Bislang zeigten die Daten, dass bei „schweren“ oder „kritisch erkrankten“ COVID-19-Patienten (definiert als ohne oder mit invasiver Beatmung bzw. O2-Hochdurchfluss-Therapie bzw. Intensivpflicht), die mit hoch oder niedrig dosiertem Sarilumab (eine i.v.-Infusion von 200 oder 400 mg) behandelt wurden, nur die fortgeschrittene, kritisch erkrankte Gruppe unter der hohen Sarilumab 400 mg- gegenüber Placebo und der 200 mg-Dosis von einer Verbesserung (klinisch, Tod, Beatmung, Entlassung) profitierte.

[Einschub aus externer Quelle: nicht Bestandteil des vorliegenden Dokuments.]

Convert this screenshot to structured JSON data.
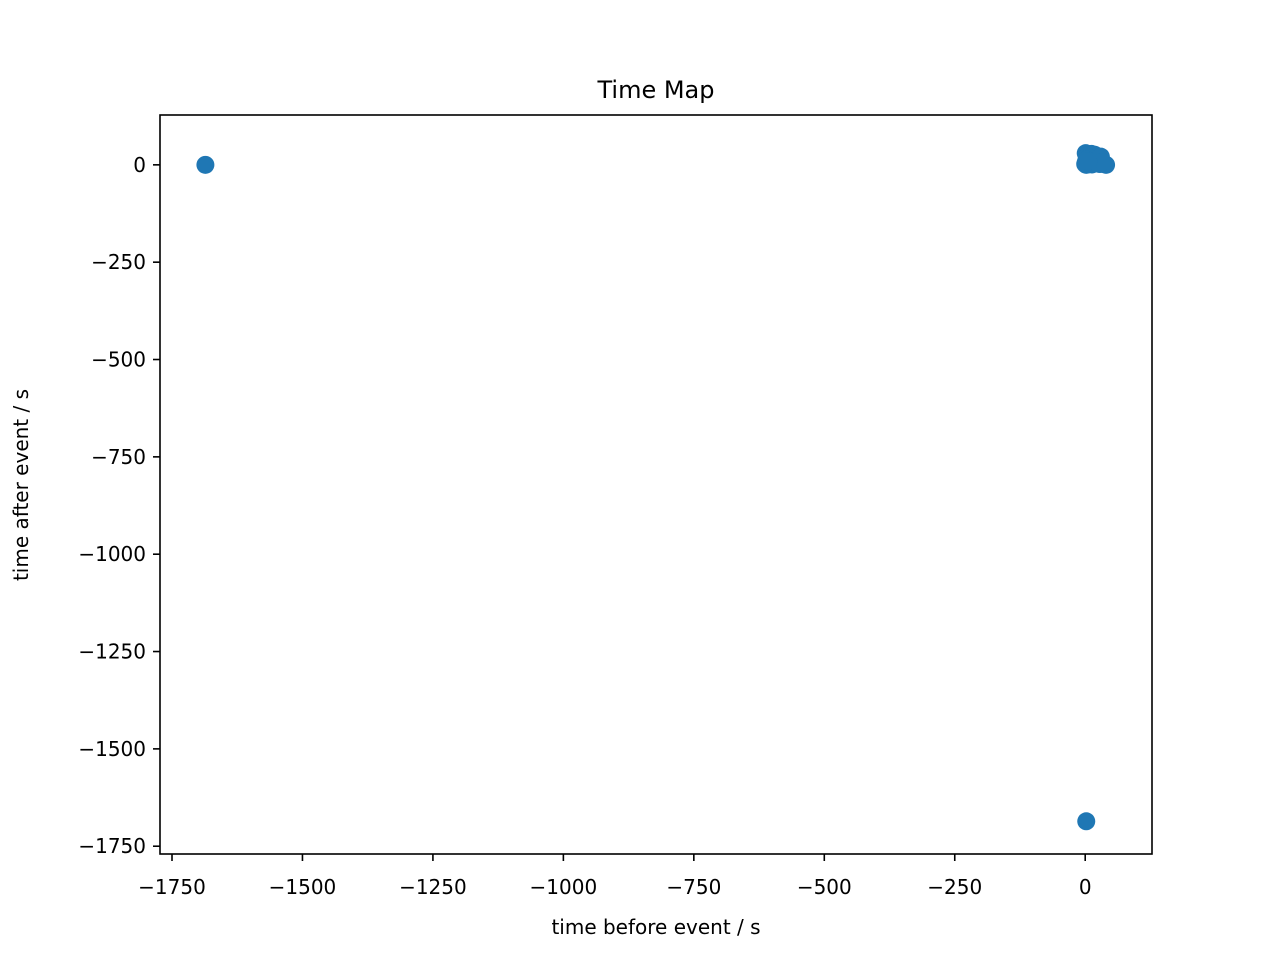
{
  "chart_data": {
    "type": "scatter",
    "title": "Time Map",
    "xlabel": "time before event / s",
    "ylabel": "time after event / s",
    "xlim": [
      -1773,
      128
    ],
    "ylim": [
      -1770,
      128
    ],
    "xticks": [
      {
        "value": -1750,
        "label": "−1750"
      },
      {
        "value": -1500,
        "label": "−1500"
      },
      {
        "value": -1250,
        "label": "−1250"
      },
      {
        "value": -1000,
        "label": "−1000"
      },
      {
        "value": -750,
        "label": "−750"
      },
      {
        "value": -500,
        "label": "−500"
      },
      {
        "value": -250,
        "label": "−250"
      },
      {
        "value": 0,
        "label": "0"
      }
    ],
    "yticks": [
      {
        "value": 0,
        "label": "0"
      },
      {
        "value": -250,
        "label": "−250"
      },
      {
        "value": -500,
        "label": "−500"
      },
      {
        "value": -750,
        "label": "−750"
      },
      {
        "value": -1000,
        "label": "−1000"
      },
      {
        "value": -1250,
        "label": "−1250"
      },
      {
        "value": -1500,
        "label": "−1500"
      },
      {
        "value": -1750,
        "label": "−1750"
      }
    ],
    "grid": false,
    "legend": "none",
    "color": "#1f77b4",
    "series": [
      {
        "points": [
          {
            "x": -1686,
            "y": 0
          },
          {
            "x": 2,
            "y": -1686
          },
          {
            "x": 40,
            "y": 0
          },
          {
            "x": 0,
            "y": 2
          },
          {
            "x": 1,
            "y": 30
          },
          {
            "x": 2,
            "y": 10
          },
          {
            "x": 3,
            "y": 20
          },
          {
            "x": 4,
            "y": 5
          },
          {
            "x": 5,
            "y": 15
          },
          {
            "x": 6,
            "y": 25
          },
          {
            "x": 7,
            "y": 3
          },
          {
            "x": 8,
            "y": 12
          },
          {
            "x": 9,
            "y": 22
          },
          {
            "x": 10,
            "y": 8
          },
          {
            "x": 11,
            "y": 18
          },
          {
            "x": 12,
            "y": 28
          },
          {
            "x": 13,
            "y": 1
          },
          {
            "x": 14,
            "y": 14
          },
          {
            "x": 15,
            "y": 24
          },
          {
            "x": 16,
            "y": 6
          },
          {
            "x": 17,
            "y": 16
          },
          {
            "x": 18,
            "y": 26
          },
          {
            "x": 19,
            "y": 4
          },
          {
            "x": 20,
            "y": 11
          },
          {
            "x": 22,
            "y": 19
          },
          {
            "x": 24,
            "y": 9
          },
          {
            "x": 26,
            "y": 17
          },
          {
            "x": 28,
            "y": 2
          },
          {
            "x": 30,
            "y": 21
          },
          {
            "x": 32,
            "y": 7
          },
          {
            "x": 2,
            "y": 0
          },
          {
            "x": 5,
            "y": 1
          },
          {
            "x": 1,
            "y": 6
          },
          {
            "x": 3,
            "y": 13
          },
          {
            "x": 6,
            "y": 9
          }
        ]
      }
    ]
  }
}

In der Gesamtgruppe von 358 Patienten kam es im primären Endpunkt zu einer Reduktion des CRP-Spiegels unter Placebo (n=77), Sarilumab 200 (n=136) und 400 mg (n=145) um 21, 77 und 79 % ab Baseline. In der vorläufigen Analyse zeigte sich bei kombinierter Auswertung schwer und kritisch erkrankter Patienten kein Vorteil für Sarilumab gegenüber Placebo, unabhängig von der Therapie konnten in Phase-II 80 % der Teilnehmer entlassen werden, je 10 % starben oder verblieben noch im Krankenhaus. Aufgrund des positiven Trends in der Gruppe der kritisch Erkrankten wird nur diese in Phase-III weiter verfolgt und dort ausschließlich mit Sarilumab 400 mg behandelt (vs. 
Placebo). 

In der Subgruppe der 226 kritisch erkrankten Patienten in der Phase-II-Studie hatten sich folgende Ergebnisse unter Placebo (n=44), Sarilumab 200 (n=94) oder 400 mg (n=88) gezeigt: Tod oder invasive Beatmung 55 vs. 46 vs. 32 %, Tod 27 vs. 36 vs. 23 %, invasive Beatmung 27 vs. 10 vs. 9 %, klinische Verbesserung 41 vs. 51 vs. 59 %, ohne O2-Zufuhr 41 vs. 43 vs. 58 %, Entlassung 41 vs. 39 vs. 53 %. Ob sich für die hohe Dosis auch ohne CRS als Einschlusskriterium tatsächlich ein signifikanter Wirksamkeitsvorteil im Phase-III-Teil der Studie mit 600 Patienten einstellen wird, bleibt abzuwarten. Zusätzlich soll Sarilumab auch in einer zweiten Phase-III-Studie außerhalb der USA (Italien, Spanien, Deutschland, Frankreich, Kanada, Russland, Israel, Japan) bei weiteren 400 COVID-19-Patienten geprüft werden.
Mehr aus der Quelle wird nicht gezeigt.